What are the functional differences between Srsf5 and other SR protein family members?

Functional differences between Srsf5 and other SR protein family members include:

• RNA binding specificity:

  • Srsf5 recognizes distinct RNA sequence motifs compared to other SR proteins

  • While SRSF1 (ASF/SF2) preferentially binds purine-rich sequences, Srsf5 has different sequence preferences

  • These binding differences result in regulation of distinct subsets of alternative splicing events

• Developmental roles:

  • Srsf5 knockout mice exhibit specific cardiac defects and perinatal lethality

  • In contrast, SRSF1 knockout causes embryonic lethality at an earlier stage

  • SRSF2 tissue-specific deletion affects different cell types (particularly hematopoietic cells)

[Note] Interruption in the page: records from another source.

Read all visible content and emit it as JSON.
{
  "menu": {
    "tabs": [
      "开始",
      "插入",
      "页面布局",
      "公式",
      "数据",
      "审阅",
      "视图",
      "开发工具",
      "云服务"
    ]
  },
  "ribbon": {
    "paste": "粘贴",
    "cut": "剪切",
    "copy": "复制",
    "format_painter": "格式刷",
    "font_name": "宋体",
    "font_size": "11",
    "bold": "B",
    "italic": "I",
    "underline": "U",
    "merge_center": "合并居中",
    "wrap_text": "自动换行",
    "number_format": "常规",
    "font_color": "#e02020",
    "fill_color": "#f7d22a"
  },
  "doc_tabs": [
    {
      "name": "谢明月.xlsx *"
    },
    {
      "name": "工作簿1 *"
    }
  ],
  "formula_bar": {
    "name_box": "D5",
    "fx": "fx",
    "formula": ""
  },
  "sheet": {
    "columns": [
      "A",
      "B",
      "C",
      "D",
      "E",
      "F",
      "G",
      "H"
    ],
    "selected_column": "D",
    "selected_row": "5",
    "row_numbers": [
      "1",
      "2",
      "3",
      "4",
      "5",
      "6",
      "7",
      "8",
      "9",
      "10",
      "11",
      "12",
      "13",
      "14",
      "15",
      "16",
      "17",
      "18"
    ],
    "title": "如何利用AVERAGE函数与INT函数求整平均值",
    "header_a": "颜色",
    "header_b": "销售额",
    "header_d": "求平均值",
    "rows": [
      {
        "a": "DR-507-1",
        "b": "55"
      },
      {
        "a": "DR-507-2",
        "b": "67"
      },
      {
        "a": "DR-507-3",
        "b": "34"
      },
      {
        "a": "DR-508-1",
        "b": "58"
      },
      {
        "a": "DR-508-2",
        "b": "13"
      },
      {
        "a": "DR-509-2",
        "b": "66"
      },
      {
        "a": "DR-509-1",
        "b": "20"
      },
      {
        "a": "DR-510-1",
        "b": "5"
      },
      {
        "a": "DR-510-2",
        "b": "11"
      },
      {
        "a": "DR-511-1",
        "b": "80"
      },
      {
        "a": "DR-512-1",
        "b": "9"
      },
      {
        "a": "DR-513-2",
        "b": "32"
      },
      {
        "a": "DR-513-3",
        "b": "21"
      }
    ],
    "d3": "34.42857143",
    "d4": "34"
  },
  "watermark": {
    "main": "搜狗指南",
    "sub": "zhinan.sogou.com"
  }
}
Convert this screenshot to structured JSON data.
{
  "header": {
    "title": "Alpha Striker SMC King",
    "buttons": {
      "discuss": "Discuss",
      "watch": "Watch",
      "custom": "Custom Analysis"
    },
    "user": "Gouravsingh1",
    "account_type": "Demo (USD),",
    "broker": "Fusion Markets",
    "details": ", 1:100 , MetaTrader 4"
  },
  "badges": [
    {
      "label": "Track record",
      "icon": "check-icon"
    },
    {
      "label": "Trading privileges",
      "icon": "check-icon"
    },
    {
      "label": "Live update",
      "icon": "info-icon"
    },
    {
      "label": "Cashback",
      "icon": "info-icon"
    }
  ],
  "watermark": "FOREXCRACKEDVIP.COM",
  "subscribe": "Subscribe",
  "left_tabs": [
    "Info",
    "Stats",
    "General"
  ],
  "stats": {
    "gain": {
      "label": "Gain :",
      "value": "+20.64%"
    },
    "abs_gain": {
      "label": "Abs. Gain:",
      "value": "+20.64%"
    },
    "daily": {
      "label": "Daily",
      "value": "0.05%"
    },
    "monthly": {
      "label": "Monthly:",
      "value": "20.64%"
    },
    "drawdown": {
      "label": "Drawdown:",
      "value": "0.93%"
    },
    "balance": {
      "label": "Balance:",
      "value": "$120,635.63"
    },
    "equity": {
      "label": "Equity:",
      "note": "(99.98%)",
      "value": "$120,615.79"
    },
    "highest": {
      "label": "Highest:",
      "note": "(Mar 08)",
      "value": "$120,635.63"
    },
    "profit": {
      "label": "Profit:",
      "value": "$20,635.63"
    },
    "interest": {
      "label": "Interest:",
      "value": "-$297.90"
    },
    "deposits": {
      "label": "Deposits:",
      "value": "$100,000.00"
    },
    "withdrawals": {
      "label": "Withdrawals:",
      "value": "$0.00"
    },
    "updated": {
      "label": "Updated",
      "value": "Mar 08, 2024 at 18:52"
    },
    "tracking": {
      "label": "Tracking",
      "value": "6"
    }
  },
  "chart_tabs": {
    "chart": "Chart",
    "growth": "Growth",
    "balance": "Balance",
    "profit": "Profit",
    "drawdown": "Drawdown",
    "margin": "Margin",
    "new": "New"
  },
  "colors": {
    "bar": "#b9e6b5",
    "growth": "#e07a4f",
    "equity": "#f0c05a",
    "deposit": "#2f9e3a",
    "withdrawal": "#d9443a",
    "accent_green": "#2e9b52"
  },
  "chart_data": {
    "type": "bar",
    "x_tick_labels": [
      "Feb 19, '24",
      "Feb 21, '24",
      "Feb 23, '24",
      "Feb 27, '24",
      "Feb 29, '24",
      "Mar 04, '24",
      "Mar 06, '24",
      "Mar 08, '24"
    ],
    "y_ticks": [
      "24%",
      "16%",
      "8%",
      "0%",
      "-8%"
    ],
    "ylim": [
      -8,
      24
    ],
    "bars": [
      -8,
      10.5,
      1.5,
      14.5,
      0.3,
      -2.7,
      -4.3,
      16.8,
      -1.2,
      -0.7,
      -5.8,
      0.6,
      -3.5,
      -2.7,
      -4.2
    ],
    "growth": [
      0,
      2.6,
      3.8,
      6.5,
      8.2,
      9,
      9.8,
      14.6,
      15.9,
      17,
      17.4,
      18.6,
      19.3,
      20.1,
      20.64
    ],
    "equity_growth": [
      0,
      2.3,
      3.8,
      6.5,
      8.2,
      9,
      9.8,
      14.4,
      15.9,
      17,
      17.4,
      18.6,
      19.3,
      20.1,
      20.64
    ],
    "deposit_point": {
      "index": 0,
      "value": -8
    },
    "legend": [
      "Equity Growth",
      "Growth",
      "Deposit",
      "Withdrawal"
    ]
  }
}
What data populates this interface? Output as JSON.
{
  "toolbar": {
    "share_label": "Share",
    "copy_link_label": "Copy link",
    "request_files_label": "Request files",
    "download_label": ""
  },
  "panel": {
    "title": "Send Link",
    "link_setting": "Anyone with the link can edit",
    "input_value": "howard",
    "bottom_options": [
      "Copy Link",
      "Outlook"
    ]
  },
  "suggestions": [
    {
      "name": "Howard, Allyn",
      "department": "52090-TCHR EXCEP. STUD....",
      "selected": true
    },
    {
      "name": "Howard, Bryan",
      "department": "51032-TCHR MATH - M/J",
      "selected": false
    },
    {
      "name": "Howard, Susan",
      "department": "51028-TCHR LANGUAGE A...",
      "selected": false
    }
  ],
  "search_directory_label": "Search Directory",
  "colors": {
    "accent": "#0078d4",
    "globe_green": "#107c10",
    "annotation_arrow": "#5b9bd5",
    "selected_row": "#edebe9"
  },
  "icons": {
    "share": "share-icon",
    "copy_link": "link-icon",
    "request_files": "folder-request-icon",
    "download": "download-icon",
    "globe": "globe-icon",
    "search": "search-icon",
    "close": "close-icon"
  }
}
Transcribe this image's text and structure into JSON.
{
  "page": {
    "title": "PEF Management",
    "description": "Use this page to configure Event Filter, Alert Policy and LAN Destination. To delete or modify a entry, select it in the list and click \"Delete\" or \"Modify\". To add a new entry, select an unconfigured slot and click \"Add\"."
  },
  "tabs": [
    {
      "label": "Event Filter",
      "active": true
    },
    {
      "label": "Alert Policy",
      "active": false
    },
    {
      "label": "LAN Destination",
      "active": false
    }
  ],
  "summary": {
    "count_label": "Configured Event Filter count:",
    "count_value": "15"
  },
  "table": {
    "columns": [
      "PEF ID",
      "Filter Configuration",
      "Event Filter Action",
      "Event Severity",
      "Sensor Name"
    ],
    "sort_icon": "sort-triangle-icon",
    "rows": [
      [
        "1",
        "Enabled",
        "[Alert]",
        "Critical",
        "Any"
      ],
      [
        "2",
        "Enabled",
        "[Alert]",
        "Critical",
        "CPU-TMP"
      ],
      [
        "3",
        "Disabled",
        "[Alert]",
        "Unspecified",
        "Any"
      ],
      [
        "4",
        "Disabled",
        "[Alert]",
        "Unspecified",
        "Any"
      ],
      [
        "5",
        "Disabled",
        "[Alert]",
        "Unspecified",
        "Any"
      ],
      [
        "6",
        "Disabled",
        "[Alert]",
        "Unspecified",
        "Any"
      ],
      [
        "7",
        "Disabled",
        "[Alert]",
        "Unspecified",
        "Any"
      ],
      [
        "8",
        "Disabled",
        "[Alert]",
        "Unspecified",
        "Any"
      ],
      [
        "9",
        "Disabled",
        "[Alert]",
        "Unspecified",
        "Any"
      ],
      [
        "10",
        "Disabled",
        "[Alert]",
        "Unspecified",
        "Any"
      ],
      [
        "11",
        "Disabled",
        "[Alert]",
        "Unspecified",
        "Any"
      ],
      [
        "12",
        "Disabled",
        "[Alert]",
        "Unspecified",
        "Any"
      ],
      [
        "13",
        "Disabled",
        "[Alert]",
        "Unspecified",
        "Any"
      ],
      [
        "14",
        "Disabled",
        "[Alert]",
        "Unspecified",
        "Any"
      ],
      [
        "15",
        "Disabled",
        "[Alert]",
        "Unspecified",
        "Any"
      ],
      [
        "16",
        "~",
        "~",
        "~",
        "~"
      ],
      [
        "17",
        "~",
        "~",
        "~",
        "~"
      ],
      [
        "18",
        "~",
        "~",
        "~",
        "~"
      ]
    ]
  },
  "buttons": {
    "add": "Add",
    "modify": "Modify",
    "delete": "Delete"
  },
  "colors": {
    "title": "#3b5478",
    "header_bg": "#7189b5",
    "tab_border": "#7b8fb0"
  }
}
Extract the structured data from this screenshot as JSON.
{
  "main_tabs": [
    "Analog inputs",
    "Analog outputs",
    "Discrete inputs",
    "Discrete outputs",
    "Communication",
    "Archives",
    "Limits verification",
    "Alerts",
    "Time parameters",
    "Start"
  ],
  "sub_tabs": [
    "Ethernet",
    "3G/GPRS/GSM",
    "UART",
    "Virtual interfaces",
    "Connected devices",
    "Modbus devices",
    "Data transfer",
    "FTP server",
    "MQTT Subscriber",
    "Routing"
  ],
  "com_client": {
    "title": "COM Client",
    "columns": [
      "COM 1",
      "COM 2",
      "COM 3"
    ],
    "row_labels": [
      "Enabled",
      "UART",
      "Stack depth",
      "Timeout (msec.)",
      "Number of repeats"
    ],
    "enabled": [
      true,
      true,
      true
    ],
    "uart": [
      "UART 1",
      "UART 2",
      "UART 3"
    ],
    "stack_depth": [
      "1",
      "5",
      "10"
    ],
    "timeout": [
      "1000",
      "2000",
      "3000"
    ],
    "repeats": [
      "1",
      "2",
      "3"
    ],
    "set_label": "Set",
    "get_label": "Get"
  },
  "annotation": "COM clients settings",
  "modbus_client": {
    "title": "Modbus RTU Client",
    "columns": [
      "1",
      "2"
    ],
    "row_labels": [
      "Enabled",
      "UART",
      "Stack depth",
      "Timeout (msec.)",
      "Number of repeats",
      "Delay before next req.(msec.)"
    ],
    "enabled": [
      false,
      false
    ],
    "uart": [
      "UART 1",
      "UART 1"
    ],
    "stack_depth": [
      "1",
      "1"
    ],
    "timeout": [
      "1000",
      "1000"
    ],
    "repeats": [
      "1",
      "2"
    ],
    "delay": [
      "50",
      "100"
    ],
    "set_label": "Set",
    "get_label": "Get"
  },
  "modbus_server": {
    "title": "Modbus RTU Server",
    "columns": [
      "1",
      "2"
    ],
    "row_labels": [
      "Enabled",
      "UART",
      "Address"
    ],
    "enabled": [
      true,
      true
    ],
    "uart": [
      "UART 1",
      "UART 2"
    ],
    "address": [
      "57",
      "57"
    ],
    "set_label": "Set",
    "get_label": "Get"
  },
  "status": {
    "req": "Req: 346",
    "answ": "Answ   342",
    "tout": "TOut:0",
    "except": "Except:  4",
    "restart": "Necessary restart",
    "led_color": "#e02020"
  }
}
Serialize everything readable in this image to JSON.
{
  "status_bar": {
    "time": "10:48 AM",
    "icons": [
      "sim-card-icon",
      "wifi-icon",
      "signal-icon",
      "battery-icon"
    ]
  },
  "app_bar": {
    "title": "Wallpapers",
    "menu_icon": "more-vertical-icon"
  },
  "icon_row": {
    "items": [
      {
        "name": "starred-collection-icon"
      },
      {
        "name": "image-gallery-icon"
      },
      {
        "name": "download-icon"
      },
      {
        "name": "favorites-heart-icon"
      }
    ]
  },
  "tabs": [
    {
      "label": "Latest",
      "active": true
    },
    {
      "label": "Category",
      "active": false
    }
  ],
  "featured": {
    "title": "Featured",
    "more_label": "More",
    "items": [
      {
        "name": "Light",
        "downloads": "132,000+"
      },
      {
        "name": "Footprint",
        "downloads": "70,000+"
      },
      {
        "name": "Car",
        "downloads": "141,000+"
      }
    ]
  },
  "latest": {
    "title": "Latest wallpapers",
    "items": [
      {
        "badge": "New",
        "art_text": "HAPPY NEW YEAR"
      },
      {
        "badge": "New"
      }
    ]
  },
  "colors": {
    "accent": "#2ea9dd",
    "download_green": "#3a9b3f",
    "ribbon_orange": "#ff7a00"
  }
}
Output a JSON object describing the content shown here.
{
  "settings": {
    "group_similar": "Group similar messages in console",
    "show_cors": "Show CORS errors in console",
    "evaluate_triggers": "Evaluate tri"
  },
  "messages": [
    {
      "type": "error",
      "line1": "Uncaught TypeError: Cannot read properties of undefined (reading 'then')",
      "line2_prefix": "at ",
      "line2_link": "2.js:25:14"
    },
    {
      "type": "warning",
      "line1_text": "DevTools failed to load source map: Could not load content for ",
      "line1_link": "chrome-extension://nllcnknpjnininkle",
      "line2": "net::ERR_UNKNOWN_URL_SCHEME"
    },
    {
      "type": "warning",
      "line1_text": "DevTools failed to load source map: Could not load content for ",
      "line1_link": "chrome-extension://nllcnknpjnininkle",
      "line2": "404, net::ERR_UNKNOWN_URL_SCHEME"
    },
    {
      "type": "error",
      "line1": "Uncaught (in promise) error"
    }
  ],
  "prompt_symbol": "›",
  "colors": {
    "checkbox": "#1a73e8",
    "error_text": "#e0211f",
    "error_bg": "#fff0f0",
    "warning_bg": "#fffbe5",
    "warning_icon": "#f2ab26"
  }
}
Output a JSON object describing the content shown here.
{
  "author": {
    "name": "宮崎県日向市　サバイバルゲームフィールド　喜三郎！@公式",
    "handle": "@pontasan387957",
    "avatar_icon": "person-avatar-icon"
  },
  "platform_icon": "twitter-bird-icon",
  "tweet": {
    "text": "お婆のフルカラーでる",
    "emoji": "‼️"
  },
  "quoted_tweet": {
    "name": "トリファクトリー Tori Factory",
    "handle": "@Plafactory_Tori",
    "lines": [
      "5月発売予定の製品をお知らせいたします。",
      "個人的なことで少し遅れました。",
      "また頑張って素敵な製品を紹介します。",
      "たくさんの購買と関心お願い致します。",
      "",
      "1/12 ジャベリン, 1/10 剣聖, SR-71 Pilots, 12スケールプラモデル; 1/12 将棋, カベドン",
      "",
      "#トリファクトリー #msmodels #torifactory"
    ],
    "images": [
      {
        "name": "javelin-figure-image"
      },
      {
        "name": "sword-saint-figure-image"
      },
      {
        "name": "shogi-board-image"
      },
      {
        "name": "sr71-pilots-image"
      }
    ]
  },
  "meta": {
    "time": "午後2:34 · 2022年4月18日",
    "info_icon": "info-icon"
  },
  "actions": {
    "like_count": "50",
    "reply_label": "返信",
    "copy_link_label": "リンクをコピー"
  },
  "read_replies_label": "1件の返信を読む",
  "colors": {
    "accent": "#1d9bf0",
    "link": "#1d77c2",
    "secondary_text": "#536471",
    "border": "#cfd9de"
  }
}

  • Each SR protein appears to have specialized developmental functions despite structural similarities

• Regulatory mechanisms:

  • Srsf5 can both activate and repress splicing depending on binding position relative to regulated exons

  • Srsf5 functions as an intermediate shuttling protein between nucleus and cytoplasm

  • Some SR proteins (like SRSF1) have more pronounced roles in additional processes such as mRNA export, NMD, and translation

  • Phosphorylation dynamics and responsiveness to specific kinases varies among SR family members

• Pathological implications:

  • Srsf5 has specific connections to cardiac development and breast cancer progression

  • Other SR proteins have been implicated in different disease contexts: SRSF2 in myelodysplastic syndromes, SRSF1 in various cancers

  • These differences highlight the non-redundant functions of SR proteins despite their structural similarities

Understanding these functional differences is crucial for targeting specific SR proteins in disease contexts and for interpreting phenotypes resulting from manipulation of individual family members.

How do tissue-specific expression patterns of Srsf5 correlate with its functional significance?

The tissue-specific expression patterns of Srsf5 strongly correlate with its functional significance:

• Cardiac expression and function:

  • Srsf5 is highly expressed in developing cardiac tissue

  • This expression pattern correlates with its essential role in heart development and function

  • Knockout mice show severe cardiac defects including noncompaction cardiomyopathy and systolic dysfunction

  • Srsf5 regulates cardiac-specific splicing events, particularly the developmental switch in Myom1 isoforms

• Comparative tissue expression analysis:

  • Analysis of RNA-seq data across tissues reveals differential Srsf5 expression patterns

  • Tissues with higher Srsf5 expression generally show more Srsf5-dependent alternative splicing events

  • The ratio of Srsf5 to other splicing factors in different tissues may determine splicing outcomes

• Developmental regulation:

  • Srsf5 expression levels change during development in a tissue-specific manner

  • These changes correlate with developmental transitions in alternative splicing patterns

  • For example, the switch from embryonic to adult cardiac isoforms of target genes coincides with changes in Srsf5 activity

• Pathological contexts:

  • Altered Srsf5 expression in breast cancer correlates with changes in DMTF1 splicing

  • The DMTF1β/α ratio positively correlates with Srsf5 expression in breast cancer samples

  • This correlation has functional consequences for cancer progression, highlighting the significance of Srsf5 in this disease context

These correlations between expression patterns and functional significance provide insights into the tissue-specific roles of Srsf5 and help identify contexts where therapeutic targeting might be most effective.